Tribunal Administratif de MELUN — Décision N° TA77-2211889

jeudi 17 août 2023

JuridictionTribunal Administratif de MELUN
SectionTribunal Administratif de MELUN
N° DossierTA77-2211889
TypeDécision
RecoursExcès de pouvoir
FormationReconduite à la frontière
Avocat requérantMOUAFO TAMBO

Texte intégral

Vu la procédure suivante :

Par une requête, enregistrée le 6 décembre 2022, M. B C, représenté par Me Mouafo, demande au tribunal :

1°) d'annuler l'arrêté du 15 novembre 2022 par lequel la préfète du Val-de-Marne l'a obligé à quitter le territoire français dans un délai de trente jours et a fixé le pays à destination duquel il pourra être éloigné d'office ;

2°) à la préfète du Val-de-Marne de lui délivrer un titre de séjour portant la mention " vie privée et familiale " dans un délai de trente jours ou, à titre subsidiaire, de réexaminer sa situation administrative dans le délai d'un mois à compter de la décision à intervenir et de lui délivrer dans l'attente une autorisation provisoire de séjour ;

3°) de l'admettre au bénéfice de l'aide juridictionnelle ;

4°) de mettre à la charge de l'État une somme de 1 500 euros en application des articles L. 761-1 du code de justice administrative et 37 de la loi du 10 juillet 1991.

M. C soutient que :

- la décision portant obligation de quitter le territoire français :

* est entachée d'une erreur de droit en violation de l'article L. 542-1 du code de l'entrée et du séjour des étrangers et du droit d'asile ;

* est entachée d'un défaut d'examen réel et sérieux ;

* viole les articles 8 de la Convention européenne de sauvegarde des droits de l'homme et des libertés fondamentales et L. 423-23 du code de l'entrée et du séjour des étrangers et du droit d'asile ;

* viole le paragraphe 1 de l'article 3 de la Convention internationale des droits de l'enfant ;

* est entachée d'une erreur manifeste d'appréciation ;

- la décision fixant le pays de destination :

* viole l'article 3 de la Convention européenne de sauvegarde des droits de l'homme et des libertés fondamentales ;

* est entachée d'une erreur manifeste d'appréciation.

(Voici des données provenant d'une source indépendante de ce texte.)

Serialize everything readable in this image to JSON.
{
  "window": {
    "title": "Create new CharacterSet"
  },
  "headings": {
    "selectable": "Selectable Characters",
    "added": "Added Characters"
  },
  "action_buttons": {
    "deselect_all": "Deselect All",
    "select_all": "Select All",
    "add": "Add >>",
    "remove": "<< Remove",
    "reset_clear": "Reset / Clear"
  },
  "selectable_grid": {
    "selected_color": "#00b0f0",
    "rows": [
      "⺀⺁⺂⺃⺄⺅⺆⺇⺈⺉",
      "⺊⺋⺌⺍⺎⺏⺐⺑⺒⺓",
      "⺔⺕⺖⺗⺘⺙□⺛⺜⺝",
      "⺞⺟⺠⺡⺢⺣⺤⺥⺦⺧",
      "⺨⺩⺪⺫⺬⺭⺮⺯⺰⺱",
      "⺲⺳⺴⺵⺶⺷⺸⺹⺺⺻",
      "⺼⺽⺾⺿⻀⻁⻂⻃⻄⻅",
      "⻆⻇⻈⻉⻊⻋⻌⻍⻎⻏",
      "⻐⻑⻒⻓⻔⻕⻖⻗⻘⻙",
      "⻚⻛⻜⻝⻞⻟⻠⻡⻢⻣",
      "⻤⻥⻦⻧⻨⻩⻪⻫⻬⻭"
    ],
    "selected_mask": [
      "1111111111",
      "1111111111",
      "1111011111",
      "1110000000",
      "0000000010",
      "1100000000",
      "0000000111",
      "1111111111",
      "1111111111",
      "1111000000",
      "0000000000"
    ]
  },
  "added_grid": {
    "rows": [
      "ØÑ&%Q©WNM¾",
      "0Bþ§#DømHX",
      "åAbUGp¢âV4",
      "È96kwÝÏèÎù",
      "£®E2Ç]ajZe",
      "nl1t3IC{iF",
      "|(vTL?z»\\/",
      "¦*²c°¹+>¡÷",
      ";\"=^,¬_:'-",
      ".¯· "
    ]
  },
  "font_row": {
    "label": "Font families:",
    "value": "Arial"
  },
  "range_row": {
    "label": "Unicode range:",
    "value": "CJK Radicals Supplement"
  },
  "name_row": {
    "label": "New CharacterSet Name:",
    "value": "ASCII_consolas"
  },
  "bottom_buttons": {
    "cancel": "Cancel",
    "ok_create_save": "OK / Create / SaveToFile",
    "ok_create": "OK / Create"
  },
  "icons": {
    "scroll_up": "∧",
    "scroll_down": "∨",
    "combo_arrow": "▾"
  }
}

La requête a été communiquée à la préfète du Val-de-Marne, représentée par le cabinet Actis Avocats, qui n'a pas présenté de mémoire en défense mais qui a communiqué des pièces enregistrées les 13 décembre 2022 et 21 juillet 2023.

Vu les autres pièces du dossier.

Vu :

- la Convention de Genève du 28 juillet 1951 relative au statut des réfugiés ;

- la Convention européenne de sauvegarde des droits de l'homme et des libertés fondamentales ;

- la Convention internationale relative aux droits de l'enfant, signée à New-York le 26 janvier 1990 ;

- la directive n° 2008/115/CE du Parlement européen et du Conseil du 16 décembre 2008 relative aux normes et procédures communes applicables dans les États membres au retour des ressortissants de pays tiers en séjour irrégulier ;

- la loi n° 91-647 du 10 juillet 1991 relative à l'aide juridique ;

- le code de l'entrée et du séjour des étrangers et du droit d'asile ;

- le code des relations entre le public et l'administration ;

- le code de justice administrative.

La présidente du Tribunal a désigné M. Girard-Ratrenaharimanga, premier conseiller, pour statuer sur les requêtes relevant de la procédure prévue aux articles R. 776-13-1 et suivants, R. 776-15, R. 777-1 et suivants, R. 777-2 et suivants et R. 777-3 et suivants du code de justice administrative.

Les parties ont été régulièrement averties du jour de l'audience.

Ont été entendus au cours de l'audience publique :

- le rapport de M. Girard-Ratrenaharimanga ;

- les observations de Me Sanogo, substituant Me Mouafo, représentant M. C, qui conclut aux mêmes fins que la requête par les mêmes moyens et soutien en outre à l'encontre de la décision portant obligation de quitter le territoire français l'erreur de droit tirée de ce que l'autorité administrative s'est estimée liée par les décisions relatives à l'asile ;

- Mme D, épouse de M. C ;

- M. C ;

- et Me Jacquard, représentant la préfète du Val-de-Marne, absente, qui conclut au rejet de la requête, aucun des moyens soulevés n'étant fondé.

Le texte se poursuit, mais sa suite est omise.